Remembering How My Mom Loved In Spite of Depression

“I love you! I love you! I love you!” she whispered some of her last words as she fought for breath. I still see her helplessness as a spinal stroke paralyzed her and took away her freedom to hug us. She loved to hug us.

My mom was plagued with depression through her life (My Mom, Depression, and Love), so my child heart had to work through insecurities. All the turmoil of wondering what I did wrong that I couldn’t make her happier. That I couldn’t stop her hysterical crying. That I couldn’t stop her from wanting to end her life. I didn’t understand why she had to leave to go to the hospital. When she clung to us after our Sunday visits and sobbed and begged my dad to take her home, I didn’t understand why we couldn’t take her along.
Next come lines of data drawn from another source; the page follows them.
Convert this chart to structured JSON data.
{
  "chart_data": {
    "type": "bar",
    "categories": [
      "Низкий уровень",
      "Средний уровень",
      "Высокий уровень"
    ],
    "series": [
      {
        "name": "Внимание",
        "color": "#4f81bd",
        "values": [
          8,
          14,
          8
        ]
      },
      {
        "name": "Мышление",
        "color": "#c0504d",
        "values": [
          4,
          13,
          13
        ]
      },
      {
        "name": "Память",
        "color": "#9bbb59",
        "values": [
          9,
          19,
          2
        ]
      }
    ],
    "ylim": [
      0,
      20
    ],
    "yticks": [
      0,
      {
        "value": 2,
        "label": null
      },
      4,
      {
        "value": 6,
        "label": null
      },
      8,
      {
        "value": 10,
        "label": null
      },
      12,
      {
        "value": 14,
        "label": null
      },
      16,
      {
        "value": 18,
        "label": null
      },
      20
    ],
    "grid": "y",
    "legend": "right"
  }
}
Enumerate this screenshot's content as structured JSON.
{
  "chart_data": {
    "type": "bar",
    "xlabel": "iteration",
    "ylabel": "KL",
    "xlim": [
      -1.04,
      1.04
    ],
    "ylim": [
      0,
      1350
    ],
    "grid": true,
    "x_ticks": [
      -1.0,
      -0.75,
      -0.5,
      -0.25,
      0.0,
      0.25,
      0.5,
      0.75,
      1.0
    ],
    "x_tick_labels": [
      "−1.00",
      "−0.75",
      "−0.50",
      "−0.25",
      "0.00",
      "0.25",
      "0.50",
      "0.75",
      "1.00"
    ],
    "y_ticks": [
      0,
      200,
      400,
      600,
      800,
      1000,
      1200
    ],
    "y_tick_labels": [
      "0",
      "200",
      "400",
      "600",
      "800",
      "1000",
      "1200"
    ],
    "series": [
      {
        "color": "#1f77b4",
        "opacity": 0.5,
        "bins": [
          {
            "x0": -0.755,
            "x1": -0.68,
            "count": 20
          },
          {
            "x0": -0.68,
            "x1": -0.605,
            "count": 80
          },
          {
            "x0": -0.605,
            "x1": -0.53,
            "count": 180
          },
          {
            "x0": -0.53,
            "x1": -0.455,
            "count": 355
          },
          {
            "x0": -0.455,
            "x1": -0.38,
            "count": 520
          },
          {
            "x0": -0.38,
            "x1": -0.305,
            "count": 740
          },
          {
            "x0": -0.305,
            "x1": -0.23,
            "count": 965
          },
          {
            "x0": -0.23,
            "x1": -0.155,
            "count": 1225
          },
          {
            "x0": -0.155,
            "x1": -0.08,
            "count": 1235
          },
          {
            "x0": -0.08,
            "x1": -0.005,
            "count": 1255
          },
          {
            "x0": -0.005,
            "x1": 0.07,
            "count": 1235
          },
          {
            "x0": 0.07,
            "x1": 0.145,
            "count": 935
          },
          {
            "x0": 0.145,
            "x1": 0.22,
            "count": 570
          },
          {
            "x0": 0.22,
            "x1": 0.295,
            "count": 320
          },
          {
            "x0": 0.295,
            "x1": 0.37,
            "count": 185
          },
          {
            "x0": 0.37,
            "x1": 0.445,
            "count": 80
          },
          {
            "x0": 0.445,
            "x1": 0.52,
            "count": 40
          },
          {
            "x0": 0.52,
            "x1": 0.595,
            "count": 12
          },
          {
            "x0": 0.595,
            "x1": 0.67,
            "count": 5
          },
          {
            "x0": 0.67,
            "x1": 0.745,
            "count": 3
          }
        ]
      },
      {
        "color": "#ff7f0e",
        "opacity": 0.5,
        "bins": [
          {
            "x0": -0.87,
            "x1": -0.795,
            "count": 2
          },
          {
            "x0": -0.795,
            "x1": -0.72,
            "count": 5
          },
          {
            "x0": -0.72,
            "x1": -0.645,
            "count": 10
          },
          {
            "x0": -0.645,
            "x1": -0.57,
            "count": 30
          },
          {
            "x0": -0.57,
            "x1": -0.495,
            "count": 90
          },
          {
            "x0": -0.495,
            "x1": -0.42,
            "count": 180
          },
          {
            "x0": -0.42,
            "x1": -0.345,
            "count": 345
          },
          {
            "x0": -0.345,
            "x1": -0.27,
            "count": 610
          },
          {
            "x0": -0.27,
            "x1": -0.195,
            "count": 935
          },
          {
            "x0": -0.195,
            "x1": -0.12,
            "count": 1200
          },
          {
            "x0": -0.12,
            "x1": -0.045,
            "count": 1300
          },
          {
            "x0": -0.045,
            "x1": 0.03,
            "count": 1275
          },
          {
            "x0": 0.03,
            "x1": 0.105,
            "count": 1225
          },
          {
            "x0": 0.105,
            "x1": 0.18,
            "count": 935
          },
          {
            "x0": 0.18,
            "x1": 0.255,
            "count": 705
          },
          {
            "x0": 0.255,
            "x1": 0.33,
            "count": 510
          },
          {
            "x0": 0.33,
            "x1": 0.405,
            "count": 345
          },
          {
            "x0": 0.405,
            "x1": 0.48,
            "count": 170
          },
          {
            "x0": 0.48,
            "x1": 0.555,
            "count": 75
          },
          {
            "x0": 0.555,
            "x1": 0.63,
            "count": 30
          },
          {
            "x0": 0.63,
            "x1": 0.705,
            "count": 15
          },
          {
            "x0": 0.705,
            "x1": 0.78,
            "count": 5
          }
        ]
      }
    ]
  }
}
It took years before I worked through my guilt and feelings of desertion. But the more I healed, the more I realized what a wonderful mom I really had. Although depression sometimes snatched her away from us or plunged her into inescapable self-absorption, she loved us deeply. Now I am amazed how she even coped, knowing more of her past and all she dealt with. Now I can see how God still taught me about the real love through her.

Today it is 14 years since she passed away. February 18, 2006. She was only 80. I still have times when I miss her.

I am so grateful for my Mom’s love. Though not exhaustive, here are a few ways she showed it:

I often had ear infections. I remember being not very old and crying because my ear hurt horribly. My mom took me to the doctor. I still hear his words, “SHUT UP!” That only made me cry harder, and my mom hurt so much for me that we changed doctors.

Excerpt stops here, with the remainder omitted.